Ketua Majelis Umat Kaharingan Indonesia Sukirman (tengah) memberikan keterangan kepada awak media di Polda Kalsel |
JURNALBANUA.COM, BANJARMASIN - Ketua Majelis Umat Kaharingan Indonesia, Sukirman tidak pernah menyangka perbincangannya dengan wartawan online bakal memantik isu Sara.
Merasa komentarnya dimanfaatkan jadi pemicu, pria yang tinggal di punggung Meratus, Desa Hampang Kabupaten Kotabaru itu pun mengadu ke Polda.
Didampingi Sekjen Dewan Adat Dayak (DAD) Kalsel, Ramon dan tokoh-tokoh dari etnis Bugis salah satunya Guru Besar ULM Banjarmasin Prof Ahmad Alim Bachri, Sukirman masuk ke ruang SPKT Polda Kalsel, Kamis (14/11) tadi.
Sukirman menjelaskan, bahwa dia merasa komentarnya dimanfaatkan untuk memantik isu Sara di beberapa desa yang sedang mengalami konflik agraria.
"Maksud saya kepada wartawan, agar masalah lahan diselesaikan segera supaya tidak ada muncul konflik di masyarakat. Bukan membenturkan antar etnis di sana," ujarnya.
Apa yang sebenarnya terjadi? Di Kecamatan Hampang dan Kelumpang Hulu, tepatnya di Desa Cantung Kiri Hilir dan Cantung Kiri Hulu, beberapa warga melayangkan protes terhadap aktivitas perusahaan yang membuka perkebunan kelapa sawit.
Perusahaan dikabarkan telah memiliki izin dari pemerintah pusat untuk menggarap lahan. Sementara di dalam konsesi, warga telah pula menanam tanaman komoditas penghasil minyak goreng itu.
Perusahaan sendiri menawarkan ganti rugi kepada warga. Ada yang menerima, ada yang menolak. Mereka yang menolak, kemudian membawa persoalan ke meja hijau.

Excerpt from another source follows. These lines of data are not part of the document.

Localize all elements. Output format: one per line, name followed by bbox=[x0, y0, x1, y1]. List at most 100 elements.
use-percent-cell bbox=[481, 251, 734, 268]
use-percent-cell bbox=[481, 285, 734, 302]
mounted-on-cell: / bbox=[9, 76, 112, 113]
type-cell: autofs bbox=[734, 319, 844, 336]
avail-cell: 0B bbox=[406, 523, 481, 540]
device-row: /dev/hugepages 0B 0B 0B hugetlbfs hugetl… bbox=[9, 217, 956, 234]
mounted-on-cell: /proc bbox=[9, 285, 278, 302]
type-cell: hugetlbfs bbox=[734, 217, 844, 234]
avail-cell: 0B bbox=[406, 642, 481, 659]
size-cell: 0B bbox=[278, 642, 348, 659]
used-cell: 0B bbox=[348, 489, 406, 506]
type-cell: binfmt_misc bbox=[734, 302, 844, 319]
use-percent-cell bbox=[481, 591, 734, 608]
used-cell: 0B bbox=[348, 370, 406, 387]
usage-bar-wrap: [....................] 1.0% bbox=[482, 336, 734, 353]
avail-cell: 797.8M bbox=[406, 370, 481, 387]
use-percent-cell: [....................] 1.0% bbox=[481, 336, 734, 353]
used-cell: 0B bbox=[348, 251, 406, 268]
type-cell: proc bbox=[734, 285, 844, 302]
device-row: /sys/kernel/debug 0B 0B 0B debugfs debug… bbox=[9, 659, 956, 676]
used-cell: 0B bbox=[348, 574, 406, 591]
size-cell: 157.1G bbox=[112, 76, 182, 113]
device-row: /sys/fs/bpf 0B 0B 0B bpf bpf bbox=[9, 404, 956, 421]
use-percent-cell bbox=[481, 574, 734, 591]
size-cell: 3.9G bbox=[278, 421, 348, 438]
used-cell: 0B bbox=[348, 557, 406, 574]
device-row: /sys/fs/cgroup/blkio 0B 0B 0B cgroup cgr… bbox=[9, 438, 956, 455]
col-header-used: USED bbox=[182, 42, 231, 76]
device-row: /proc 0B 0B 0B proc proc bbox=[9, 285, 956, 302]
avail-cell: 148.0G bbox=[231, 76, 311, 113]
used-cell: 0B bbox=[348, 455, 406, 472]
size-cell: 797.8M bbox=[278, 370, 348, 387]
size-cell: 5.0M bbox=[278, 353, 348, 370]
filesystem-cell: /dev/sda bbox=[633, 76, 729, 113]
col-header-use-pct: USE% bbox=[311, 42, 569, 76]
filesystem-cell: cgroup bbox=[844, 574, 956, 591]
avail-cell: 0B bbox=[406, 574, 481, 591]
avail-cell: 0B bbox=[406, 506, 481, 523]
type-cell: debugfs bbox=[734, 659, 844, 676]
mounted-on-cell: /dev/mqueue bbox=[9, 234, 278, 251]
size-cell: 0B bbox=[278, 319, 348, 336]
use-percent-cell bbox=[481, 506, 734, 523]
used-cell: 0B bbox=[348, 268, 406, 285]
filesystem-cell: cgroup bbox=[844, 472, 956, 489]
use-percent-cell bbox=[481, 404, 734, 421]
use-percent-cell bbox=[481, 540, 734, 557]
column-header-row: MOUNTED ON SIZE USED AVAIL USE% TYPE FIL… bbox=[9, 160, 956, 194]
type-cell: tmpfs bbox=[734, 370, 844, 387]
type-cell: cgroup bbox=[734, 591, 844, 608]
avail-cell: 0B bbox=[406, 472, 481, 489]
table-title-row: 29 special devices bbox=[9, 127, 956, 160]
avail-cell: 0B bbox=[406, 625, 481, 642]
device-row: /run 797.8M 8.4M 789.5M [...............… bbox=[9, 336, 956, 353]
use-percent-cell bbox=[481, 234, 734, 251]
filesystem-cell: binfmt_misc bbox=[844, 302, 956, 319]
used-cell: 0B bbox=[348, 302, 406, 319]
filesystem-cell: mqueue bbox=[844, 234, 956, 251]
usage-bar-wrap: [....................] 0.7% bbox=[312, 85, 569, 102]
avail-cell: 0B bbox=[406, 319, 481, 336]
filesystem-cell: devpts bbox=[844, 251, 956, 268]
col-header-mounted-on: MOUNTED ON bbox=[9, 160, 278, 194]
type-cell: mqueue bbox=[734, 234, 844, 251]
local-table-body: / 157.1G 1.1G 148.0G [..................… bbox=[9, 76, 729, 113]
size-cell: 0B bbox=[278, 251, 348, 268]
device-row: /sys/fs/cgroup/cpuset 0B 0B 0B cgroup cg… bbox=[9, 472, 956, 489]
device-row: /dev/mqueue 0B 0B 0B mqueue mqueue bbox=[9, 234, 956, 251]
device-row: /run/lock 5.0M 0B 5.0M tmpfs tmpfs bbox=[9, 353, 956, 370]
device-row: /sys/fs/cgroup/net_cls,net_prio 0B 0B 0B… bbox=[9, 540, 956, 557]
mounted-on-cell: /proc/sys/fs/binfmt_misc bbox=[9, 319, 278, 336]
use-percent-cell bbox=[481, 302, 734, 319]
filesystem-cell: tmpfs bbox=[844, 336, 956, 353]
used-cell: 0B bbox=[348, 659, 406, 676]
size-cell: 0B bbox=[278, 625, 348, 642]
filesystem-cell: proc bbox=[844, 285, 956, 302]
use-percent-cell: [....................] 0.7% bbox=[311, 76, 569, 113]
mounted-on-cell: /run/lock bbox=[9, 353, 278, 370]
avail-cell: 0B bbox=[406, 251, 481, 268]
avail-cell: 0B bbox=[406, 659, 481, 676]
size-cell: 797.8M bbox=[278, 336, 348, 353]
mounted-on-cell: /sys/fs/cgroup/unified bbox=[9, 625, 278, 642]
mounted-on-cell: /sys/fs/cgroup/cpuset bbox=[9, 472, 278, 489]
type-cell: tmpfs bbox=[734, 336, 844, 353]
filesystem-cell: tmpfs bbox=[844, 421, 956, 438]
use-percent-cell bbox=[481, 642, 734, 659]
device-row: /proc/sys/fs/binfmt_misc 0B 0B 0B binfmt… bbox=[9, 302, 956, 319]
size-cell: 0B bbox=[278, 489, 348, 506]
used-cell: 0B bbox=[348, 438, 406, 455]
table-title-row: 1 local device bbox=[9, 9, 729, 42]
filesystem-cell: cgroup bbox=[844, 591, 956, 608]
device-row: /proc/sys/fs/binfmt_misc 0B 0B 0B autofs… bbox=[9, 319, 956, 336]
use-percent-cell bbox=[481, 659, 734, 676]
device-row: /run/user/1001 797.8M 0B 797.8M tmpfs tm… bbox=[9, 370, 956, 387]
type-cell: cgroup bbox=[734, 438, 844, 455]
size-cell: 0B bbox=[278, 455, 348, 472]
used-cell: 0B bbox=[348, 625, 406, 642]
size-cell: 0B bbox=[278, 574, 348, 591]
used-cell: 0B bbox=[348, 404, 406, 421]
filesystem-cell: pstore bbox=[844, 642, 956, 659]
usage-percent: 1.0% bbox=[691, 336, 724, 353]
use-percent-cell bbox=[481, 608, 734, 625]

Penolakan paling keras datang dari Kepala Desa Cantung Kiri Riwinto. Dengan salah satu alasannya, karena tanah adat, ia dan kawan-kawan menolak aktivitas perusahaan. Pada proses inilah Sukirman terlibat. Bersama Riwinto ke Banjarmasin, dan sempat memberikan keterangan kepada wartawan online.
Namun Sukirman mengaku, betapa kagetnya dia ketika berita muncul di salah satu media online di Kalsel (berita yang dimaksud sudah dihapus media bersangkutan). Dalam berita yang tanggal 8 November itu, Sukirman ditulis mengatakan seorang keturunan etnis tertentu berlaku sewenang-wenang dengan etnis lainnya.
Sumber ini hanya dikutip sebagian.